Publications

Uncertainty-Aware Deep Neural Network Training for Imbalanced Geochemical Data Distributions

The growing interest in raw material extraction, particularly in trace elements, highlights the need for innovative geochemical modeling techniques to predict element concentrations accurately. This paper explores the predictive capabilities of a deep neural network (DNN) in estimating the concentrations of 20 trace elements based on 11 major elements and pH values. Using data from the BrineMine project, we applied DNNs to a challenging dataset characterized by a small sample size and imbalanced distributions. In total, 1000 independent DNN models were generated to address prediction accuracy and uncertainty instead of relying on a single model. Two preprocessing methods, including synthetic minority over-sampling technique for regression with Gaussian noise (SMOGN) statistical transformation, were applied to improve the accuracy and decrease uncertainty further. Despite issues such as low initial correlations between input features and target variables, imbalanced data distributions, and extremely low concentrations, the DNN models provided reliable and robust results, except for Cu and V. For 13 trace elements, the DNN models achieved acceptable reliability with R2 > 0.8. Analyzing the weight distribution of the DNN revealed that input features with high cross-correlation are prone to sharing the same information. While input features such as Fe, pH, and Mg are highly correlated to several target variables, accumulated local effects (ALE) scores indicate that Li has the highest influence, as it is the only input feature with a high correlation coefficient to some of the target variables.

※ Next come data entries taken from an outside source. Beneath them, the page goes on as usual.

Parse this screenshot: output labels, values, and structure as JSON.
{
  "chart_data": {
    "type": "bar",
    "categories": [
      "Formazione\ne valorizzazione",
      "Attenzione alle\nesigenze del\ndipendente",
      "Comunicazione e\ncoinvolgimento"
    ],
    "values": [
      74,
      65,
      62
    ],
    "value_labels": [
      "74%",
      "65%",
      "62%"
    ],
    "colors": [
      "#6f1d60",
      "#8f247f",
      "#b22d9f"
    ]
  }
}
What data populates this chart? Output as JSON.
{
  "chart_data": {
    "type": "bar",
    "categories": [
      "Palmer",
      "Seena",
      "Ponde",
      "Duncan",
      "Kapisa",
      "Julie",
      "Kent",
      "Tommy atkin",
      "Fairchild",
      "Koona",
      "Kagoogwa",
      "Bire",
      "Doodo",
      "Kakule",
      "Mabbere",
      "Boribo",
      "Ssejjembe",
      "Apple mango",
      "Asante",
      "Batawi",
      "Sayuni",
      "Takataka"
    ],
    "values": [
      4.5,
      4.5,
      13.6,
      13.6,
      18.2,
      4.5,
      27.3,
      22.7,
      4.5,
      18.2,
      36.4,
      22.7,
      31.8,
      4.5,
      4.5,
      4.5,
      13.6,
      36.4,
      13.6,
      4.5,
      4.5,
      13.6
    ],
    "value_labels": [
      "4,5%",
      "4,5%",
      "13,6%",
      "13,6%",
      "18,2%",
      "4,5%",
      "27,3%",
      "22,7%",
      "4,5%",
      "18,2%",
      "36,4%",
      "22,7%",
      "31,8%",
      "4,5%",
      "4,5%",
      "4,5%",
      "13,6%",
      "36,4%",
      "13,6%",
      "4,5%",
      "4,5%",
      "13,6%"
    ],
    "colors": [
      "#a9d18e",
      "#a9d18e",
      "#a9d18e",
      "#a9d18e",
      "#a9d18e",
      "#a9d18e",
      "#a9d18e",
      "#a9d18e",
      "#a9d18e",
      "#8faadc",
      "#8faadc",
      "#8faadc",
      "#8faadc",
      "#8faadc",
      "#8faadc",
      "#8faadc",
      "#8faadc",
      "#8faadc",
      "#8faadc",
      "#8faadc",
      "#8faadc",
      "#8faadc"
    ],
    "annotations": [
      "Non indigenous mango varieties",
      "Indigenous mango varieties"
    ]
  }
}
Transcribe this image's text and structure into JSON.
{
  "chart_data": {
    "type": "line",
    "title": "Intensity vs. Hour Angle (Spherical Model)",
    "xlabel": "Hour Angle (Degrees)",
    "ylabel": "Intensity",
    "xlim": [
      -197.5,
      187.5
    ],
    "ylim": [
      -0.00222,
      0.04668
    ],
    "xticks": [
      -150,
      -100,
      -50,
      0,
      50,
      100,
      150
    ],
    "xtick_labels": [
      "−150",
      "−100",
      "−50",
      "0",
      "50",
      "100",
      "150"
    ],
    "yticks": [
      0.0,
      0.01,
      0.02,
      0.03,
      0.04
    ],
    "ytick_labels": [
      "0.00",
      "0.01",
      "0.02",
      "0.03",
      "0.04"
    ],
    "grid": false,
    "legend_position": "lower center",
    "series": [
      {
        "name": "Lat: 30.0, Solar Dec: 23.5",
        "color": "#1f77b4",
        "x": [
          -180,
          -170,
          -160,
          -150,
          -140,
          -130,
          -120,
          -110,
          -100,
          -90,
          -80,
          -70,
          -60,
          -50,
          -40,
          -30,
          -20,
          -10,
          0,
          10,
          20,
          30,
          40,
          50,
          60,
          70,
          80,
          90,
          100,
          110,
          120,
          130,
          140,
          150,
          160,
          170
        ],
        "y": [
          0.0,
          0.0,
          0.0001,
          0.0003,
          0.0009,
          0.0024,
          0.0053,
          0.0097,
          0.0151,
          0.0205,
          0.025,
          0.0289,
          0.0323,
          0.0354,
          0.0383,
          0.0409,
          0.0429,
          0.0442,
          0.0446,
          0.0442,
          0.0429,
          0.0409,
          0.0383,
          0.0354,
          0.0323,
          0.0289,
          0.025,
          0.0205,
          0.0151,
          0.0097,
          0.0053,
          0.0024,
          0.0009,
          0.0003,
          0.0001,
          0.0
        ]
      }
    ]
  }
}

AnnRG – An artificial neural network solute geothermometer

Lars H. Ystroem, Mark Vollmer, Thomas KohlFabian Nitschke

Abstract
Solute artificial neural network geothermometers offer the possibility to overcome the complexity given by the solute-mineral composition. Herein, we present a new concept, trained from high-quality hydrochemical data and verified by in-situ temperature measurements with a total of 208 data pairs of geochemical input parameters (Na+, K+, Ca2+, Mg2+, Cl, SiO2, and pH) and reservoir temperature measurements being compiled. The data comprises nine geothermal sites with a broad variety of geochemical characteristics and enthalpies. Five sites with 163 samples (Upper Rhine Graben, Pannonian Basin, German Molasse Basin, Paris Basin, and Iceland) are used to develop the ANN geothermometer, while further four sites with 45 samples (Azores, El Tatio, Miavalles, and Rotorua) are used to encounter the established artificial neural network in practice to unknown data. The setup of the application, as well as the optimisation of the network architecture and its hyperparameters, are stepwise introduced. As a result, the solute ANN geothermometer, AnnRG (Artificial neural network Regression Geothermometer), provides precise reservoir temperature predictions (RMSE of 10.442 K) with a high prediction accuracy of R2 = 0.978. In conclusion, the implementation and verification of the first adequate ANN geothermometer is an advancement in solute geothermometry. Our approach is also a basis for further broadening and refining applications in geochemistry.